Memory is often the hidden tax in software design. You can get something working quickly with familiar tools, ship it, and only later discover that the real bottleneck was never CPU time — it was representation.
That’s what makes Andrew Quinn’s write-up about replacing a 3 GB SQLite database with a tiny finite state transducer binary so satisfying. The numbers are dramatic, but the deeper lesson is about choosing a data structure that matches the shape of the problem.
The project is a Finnish-English dictionary called Taskusanakirja, designed for incremental search-as-you-type. At small scale, a trie was enough. Prefix search is what tries are built for, and with some caching and match limiting, the system handled hundreds of thousands of words comfortably while staying around 50–60 MB of memory.
Then Finnish happened.
Finnish is aggressively agglutinative: a single root word can explode into huge numbers of inflected forms. Case endings, plural markers, possessives, clitics, consonant gradation, vowel harmony — the language manufactures variants at industrial scale. A naïve trie handles shared prefixes well, but it pays for every suffix separately.
That distinction matters more than it first appears.
Consider English autocomplete. Many words diverge quickly after a common beginning:
- auto…
- autopsy…
- autonomous…
- automobile…
A trie shines here because the overlap is mostly near the start.
Finnish pushes overlap in the opposite direction. Thousands upon thousands of words may terminate in the same grammatical endings. The structure of the language creates massive redundancy in suffixes, not prefixes.
That is where finite state transducers become interesting.
Unlike a trie, a minimal deterministic automaton can merge structurally identical suffix trees. Two words that end differently in a trie may collapse into the same tail representation if their remaining structure matches. For natural language corpora with highly repetitive endings, this becomes extraordinarily efficient.
The result in Quinn’s case was absurdly effective: a multi-gigabyte SQLite database collapsed into roughly ten megabytes.
Not by compressing harder. Not by inventing a new algorithm. By using a representation aligned with the statistical structure of the data.
That distinction is easy to miss in modern software engineering because storage is cheap and databases are everywhere. SQLite with Full Text Search was already “fast enough.” It solved the problem. Users could search instantly. The only real downside was distribution size: downloading several gigabytes for a pocket dictionary is difficult to justify, especially when the software is intended to run on older hardware.

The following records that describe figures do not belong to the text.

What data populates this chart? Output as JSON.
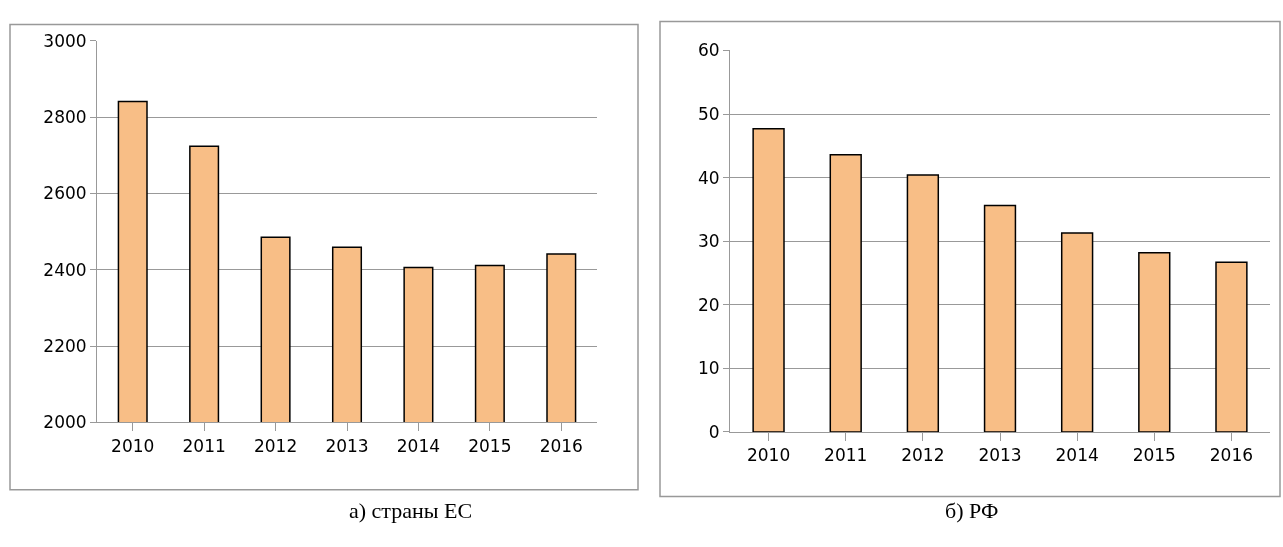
{
  "chart_data": [
    {
      "type": "bar",
      "title": "а) страны ЕС",
      "categories": [
        "2010",
        "2011",
        "2012",
        "2013",
        "2014",
        "2015",
        "2016"
      ],
      "values": [
        2841,
        2724,
        2485,
        2459,
        2406,
        2411,
        2441
      ],
      "color": "#f8be86",
      "ylim": [
        2000,
        3000
      ],
      "yticks": [
        2000,
        2200,
        2400,
        2600,
        2800,
        3000
      ],
      "grid": "y"
    },
    {
      "type": "bar",
      "title": "б) РФ",
      "categories": [
        "2010",
        "2011",
        "2012",
        "2013",
        "2014",
        "2015",
        "2016"
      ],
      "values": [
        47.7,
        43.6,
        40.4,
        35.6,
        31.3,
        28.2,
        26.7
      ],
      "color": "#f8be86",
      "ylim": [
        0,
        60
      ],
      "yticks": [
        0,
        10,
        20,
        30,
        40,
        50,
        60
      ],
      "grid": "y"
    }
  ]
}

And that detail is important. Constraints create taste.
A desktop app targeting modern gaming PCs might never force this kind of optimization. But software intended for aging laptops, unreliable internet connections, and globally diverse hardware environments exposes waste very quickly. Suddenly a 300× reduction is not academic elegance — it directly changes who can use the software.
There’s also a refreshing honesty in the development path itself.
The SQLite implementation was not a mistake. It was the bridge that made the eventual solution possible. The system worked, shipped, and generated enough understanding of the workload to expose the real shape of the problem later.
That pattern repeats constantly in engineering:
- Build the obvious version.
- Learn where reality differs from theory.
- Replace the expensive abstraction with a narrower one.
Experienced engineers often arrive at highly optimized systems not because they started clever, but because they accumulated enough friction from the first implementation to know exactly what needed to disappear.
The post also highlights something easy to underestimate: data structures are compression algorithms.
We usually think about compression as a separate phase — ZIP files, entropy coding, binary packing. But many classic computer science structures are fundamentally about exploiting redundancy:
- tries compress repeated prefixes
- hash tables compress sparse lookup space into dense memory
- columnar databases compress repeated values across rows
- suffix arrays compress repeated text structure
- finite automata compress repeated transitions
The “algorithm” is often secondary. The representation is the optimization.
That is why the jump from SQLite to an FST feels so disproportionate. SQLite is general-purpose infrastructure. It supports transactions, updates, indexes, concurrency semantics, query planning, persistence guarantees. An FST supports almost none of that. It is static and specialized.
But specialization is precisely where the efficiency comes from.
General-purpose systems carry the weight of possibility. Specialized systems carry only the weight of reality.
And sometimes reality only weighs ten megabytes.